Hand-holding a camera has become a particular problem. I’ve never been especially loyal to tripods, although I’ve owned several: even when I’m not in a hurry they tend to get in the way. So I spend most of my shooting time untethered. Now, my hands aren’t shaking so you’d notice…I’m not spilling coffee yet…but when I enlarge shots taken below 1/250 of a second at any focal length to a 100% view on the monitor my keepers rate is waaay down. That’s frustrating, and when you’re shooting for stock also expensive.
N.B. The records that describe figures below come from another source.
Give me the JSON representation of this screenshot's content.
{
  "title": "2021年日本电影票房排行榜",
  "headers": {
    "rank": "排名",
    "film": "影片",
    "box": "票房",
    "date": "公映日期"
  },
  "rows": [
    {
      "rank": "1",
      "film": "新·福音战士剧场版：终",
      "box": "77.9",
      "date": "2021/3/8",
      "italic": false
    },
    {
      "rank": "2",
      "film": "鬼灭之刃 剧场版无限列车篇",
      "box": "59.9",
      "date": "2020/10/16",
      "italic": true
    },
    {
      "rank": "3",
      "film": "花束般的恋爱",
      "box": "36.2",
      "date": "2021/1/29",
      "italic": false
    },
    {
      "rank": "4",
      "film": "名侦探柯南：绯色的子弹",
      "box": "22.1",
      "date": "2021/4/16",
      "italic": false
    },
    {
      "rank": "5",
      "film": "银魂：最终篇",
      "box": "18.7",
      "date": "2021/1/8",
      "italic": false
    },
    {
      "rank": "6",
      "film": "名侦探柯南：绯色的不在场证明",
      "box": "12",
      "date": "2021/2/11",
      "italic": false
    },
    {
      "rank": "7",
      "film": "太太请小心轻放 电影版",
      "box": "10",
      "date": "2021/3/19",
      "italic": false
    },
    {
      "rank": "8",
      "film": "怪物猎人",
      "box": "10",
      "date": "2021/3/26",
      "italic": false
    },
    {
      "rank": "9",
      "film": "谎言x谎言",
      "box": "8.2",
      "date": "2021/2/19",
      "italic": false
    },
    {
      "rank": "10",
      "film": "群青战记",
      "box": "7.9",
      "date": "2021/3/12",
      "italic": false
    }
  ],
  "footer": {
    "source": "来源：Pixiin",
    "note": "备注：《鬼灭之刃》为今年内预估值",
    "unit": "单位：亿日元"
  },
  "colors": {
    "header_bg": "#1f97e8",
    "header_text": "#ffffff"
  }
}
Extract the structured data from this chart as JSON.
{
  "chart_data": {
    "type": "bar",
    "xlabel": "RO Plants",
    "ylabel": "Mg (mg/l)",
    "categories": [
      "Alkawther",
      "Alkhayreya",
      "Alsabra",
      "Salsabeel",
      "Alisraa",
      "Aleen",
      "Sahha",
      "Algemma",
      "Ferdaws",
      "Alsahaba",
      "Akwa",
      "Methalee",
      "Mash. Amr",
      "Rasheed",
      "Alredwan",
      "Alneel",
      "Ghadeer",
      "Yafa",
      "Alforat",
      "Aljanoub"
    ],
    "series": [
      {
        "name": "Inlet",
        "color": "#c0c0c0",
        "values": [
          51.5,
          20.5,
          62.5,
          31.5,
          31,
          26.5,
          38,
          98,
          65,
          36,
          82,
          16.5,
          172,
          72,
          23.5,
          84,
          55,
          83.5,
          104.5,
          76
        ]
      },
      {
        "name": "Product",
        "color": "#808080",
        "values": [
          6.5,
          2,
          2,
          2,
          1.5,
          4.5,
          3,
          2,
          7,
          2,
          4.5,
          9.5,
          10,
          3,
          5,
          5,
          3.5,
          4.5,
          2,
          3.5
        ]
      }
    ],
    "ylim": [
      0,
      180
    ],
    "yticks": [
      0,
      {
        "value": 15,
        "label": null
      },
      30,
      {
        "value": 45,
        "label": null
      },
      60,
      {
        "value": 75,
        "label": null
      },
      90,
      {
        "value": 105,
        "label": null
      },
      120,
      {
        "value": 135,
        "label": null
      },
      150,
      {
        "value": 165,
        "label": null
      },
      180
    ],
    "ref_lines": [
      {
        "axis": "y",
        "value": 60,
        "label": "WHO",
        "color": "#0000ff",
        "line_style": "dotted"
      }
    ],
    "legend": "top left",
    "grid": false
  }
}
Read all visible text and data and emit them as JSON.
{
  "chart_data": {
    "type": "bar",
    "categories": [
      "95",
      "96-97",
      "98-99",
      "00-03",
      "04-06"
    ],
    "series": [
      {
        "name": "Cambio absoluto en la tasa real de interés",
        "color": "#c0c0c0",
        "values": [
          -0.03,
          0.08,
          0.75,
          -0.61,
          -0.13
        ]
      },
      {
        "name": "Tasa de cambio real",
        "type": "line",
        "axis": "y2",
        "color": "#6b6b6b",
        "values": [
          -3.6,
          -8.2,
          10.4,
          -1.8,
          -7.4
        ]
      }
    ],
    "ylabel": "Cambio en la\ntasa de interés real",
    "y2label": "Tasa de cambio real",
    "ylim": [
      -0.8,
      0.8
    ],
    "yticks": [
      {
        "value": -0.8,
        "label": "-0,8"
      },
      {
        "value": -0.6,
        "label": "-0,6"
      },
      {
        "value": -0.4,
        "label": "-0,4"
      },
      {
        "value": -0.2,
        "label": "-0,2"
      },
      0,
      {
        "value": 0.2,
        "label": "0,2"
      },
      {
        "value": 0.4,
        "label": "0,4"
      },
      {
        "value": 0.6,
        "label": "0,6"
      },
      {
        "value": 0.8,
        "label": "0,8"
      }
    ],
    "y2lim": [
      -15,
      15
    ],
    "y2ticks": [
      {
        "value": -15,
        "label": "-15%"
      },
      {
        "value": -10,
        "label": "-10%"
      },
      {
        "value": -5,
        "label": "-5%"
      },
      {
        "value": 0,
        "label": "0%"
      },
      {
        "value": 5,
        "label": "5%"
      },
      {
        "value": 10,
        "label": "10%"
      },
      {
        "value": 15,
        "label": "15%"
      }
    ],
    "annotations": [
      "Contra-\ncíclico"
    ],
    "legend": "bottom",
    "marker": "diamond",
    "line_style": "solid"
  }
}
So, when I went to get the paper this morning I was toting a new lens, Canon’s diminutive 70-200 4 L with Image Stabilization, or IS. I knew this technology works from an early model zoom I’d shot with briefly, but wasn’t aware how much it’s improved. I think there are lots of little techie things we overlook that just seem to evolve on their own, and IS is one of them. For the picture above I pushed it past its advertised four-stop improvement, shooting at 150mm at f11 and 1/10 second. 1/10!
In the afternoon, pleased but still slightly suspicious (good things always have a catch, right?) I shot a series with each of the two zooms using an old shed as a subject. I’m mercifully omitting them here (they’re on a par with the many brick walls photographed for this same purpose) but take my word: the smaller IS zoom handily spanked the heavy 2.8 lens without stabilization. I also compared the IS at 135mm versus my sharp 135 2L, both at f4. The prime would normally enjoy a visible advantage since it would be stopped-down two full stops while the little zoom was wide open, but…not hand-held by me.
In the evening, as the light was draining from the day, a whitetailed deer appeared across from the house. At this time of year I leave a section of yard unmowed, aka The Salad Bar: the light flattered the deer’s coat and contrasted nicely with the surrounding dense greens and browns. I upped the camera’s ISO to 200 (the mailbox was at my normal setting of 100) and shot with the lens fully extended to 200mm, at f4…and 1/15 second. It’s been well-said by many photographers that IS does not stop a subject’s motion: it merely steadies the photographer. And so it is: out of 30 or so shots I had three I was pleased with. But at 1/15 second…and 200mm…how many could I rightfully expect?
I think this little zoom will be in my bag for a long time to come.